Information and escalation routes
As well as in times of crisis or operational disruption, information flows are also important in the day to day running of a firm. Good information flows are important to ensure that the correct people within a firm are seeing the right information at the right time, while escalation routes are important to ensure that there are structured ways to reach senior management where required.
In terms of information flows, management bodies may want to ensure that they have coverage of all areas. They may want to look at how information is cascaded from the top of the organisation to the bottom, as well as vice versa. Firms may also want to evaluate how information is shared across business areas and whether this works in a way that supports what the firm is setting out to achieve. Firms also may want to consider how this is done practically, what works well and how that can be incorporated across the firm for consistency.

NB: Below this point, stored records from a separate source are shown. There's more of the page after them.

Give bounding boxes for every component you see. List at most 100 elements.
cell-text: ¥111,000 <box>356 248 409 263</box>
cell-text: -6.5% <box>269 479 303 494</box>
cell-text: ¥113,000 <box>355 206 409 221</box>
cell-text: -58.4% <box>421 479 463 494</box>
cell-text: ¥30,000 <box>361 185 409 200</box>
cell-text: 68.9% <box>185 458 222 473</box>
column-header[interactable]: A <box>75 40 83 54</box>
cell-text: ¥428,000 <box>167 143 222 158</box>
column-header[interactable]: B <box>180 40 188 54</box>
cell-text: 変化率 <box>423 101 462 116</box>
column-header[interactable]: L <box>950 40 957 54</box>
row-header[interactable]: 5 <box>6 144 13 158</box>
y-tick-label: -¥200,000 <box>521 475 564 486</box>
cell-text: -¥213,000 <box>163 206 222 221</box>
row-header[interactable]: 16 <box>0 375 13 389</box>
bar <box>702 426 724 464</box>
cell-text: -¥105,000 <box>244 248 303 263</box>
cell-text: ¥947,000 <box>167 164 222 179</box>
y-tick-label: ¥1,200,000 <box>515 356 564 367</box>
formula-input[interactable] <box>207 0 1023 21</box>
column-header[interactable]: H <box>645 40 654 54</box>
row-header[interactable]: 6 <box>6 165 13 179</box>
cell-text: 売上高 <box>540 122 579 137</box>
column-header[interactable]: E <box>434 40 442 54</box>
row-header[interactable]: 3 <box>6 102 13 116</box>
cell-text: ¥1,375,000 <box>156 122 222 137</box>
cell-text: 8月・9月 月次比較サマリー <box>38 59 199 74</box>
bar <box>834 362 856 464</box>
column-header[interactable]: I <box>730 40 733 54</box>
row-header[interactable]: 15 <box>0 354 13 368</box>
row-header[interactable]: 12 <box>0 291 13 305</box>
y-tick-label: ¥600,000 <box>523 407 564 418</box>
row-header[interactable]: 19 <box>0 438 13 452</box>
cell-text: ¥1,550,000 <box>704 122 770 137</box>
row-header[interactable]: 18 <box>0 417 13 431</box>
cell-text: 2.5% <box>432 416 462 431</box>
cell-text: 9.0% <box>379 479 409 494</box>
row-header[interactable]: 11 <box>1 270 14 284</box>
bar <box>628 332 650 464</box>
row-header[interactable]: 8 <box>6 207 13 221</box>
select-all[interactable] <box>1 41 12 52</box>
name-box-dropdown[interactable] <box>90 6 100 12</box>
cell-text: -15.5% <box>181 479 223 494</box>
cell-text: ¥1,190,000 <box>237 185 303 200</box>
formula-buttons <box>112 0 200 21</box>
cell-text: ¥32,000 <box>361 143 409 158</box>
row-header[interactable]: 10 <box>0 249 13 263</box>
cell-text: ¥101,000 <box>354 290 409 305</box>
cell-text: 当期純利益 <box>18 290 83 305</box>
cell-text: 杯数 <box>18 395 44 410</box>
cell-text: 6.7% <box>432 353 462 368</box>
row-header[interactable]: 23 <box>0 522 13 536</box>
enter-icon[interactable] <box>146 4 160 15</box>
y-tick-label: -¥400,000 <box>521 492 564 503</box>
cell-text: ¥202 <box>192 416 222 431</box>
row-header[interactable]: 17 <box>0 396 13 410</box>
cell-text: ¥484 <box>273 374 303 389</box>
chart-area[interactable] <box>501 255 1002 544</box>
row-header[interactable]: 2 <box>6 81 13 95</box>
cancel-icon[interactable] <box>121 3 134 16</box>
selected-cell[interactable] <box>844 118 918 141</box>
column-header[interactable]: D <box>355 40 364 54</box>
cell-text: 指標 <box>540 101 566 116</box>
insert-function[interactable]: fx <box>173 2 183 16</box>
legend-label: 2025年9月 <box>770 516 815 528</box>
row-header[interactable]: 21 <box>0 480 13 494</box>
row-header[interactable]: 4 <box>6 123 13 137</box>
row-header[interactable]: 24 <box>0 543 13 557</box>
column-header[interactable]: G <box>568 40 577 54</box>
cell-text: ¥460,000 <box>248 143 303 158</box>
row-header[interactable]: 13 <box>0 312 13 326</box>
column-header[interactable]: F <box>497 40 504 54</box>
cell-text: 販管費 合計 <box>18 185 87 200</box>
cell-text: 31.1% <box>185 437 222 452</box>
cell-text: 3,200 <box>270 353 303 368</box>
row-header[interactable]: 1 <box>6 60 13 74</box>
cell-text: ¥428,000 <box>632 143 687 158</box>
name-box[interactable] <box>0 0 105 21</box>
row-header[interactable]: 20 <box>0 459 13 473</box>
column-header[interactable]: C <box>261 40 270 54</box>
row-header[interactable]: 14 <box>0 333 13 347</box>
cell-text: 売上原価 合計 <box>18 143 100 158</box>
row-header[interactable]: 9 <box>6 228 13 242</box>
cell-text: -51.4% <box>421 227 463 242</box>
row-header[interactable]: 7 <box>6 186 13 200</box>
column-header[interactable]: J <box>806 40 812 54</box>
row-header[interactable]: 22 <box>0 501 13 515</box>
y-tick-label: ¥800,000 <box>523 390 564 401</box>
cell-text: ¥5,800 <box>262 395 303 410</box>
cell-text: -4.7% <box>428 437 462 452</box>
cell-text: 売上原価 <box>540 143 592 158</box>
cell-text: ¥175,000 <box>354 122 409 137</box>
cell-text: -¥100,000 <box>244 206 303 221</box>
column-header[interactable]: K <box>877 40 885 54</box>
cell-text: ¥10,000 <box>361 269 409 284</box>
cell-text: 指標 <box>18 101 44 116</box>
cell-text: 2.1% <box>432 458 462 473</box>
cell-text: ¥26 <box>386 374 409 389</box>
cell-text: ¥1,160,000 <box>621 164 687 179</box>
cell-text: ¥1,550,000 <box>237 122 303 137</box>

In terms of escalation routes, firms may want to consider the risk frameworks in place and how they document escalation methods within these, and whether these tolerances are correct and align to the broader risk appetite of the firm. This will also aid with ensuring that senior management are receiving the right information. To test this, senior individuals within firms may want to step back and consider, if an individual within their organisation saw something occurring that was wrong, what options would be available to them to escalate it and whether they would know how to access these routes and use them effectively. Whilst for most individuals, this rightly will be their manager, firms should consider the other routes available and whether staff are sufficiently educated on these mechanisms.
Policies and procedures
Policies and procedures enable a firm’s employees, at all levels, to understand a firm’s defined approach to an issue or area. Used effectively, they can provide clarity, drive up standards and support the correct matters being escalated. These documents will be looked upon to guide the direction an individual should take, and so it is important that they are robust, relevant and comprehensible.
It is important that policies and procedures are reviewed and updated at regular intervals. If the business grows, firms should consider whether their policies and procedures are still fit-for-purpose or whether they need amending. While it may seem simple, version control mechanisms will help ensure documents are kept up-to-date and documents having senior owners are more likely to be subject to adequate review and challenge.
If policies and procedures are linked to regulatory requirements, firms should consider how they have been tailored to apply to the business model of the firm rather than just relaying the rules. Firms may also want to consider whether providing example scenarios within their policies and procedures will aid staff on how the rules within them may apply in practical situations. For certain policies and procedures, it will be appropriate for firms to cover the whole suite of business lines and products, or if they do not, ensure that there is appropriate reason for doing so. Firms should also ensure that there are no inconsistencies between documents by taking a holistic view of them rather than looking at them one by one.
Finally, policies and procedures should generally be stored on a central repository so that staff can access them at all times, with previous or outdated versions clearly being marked as so.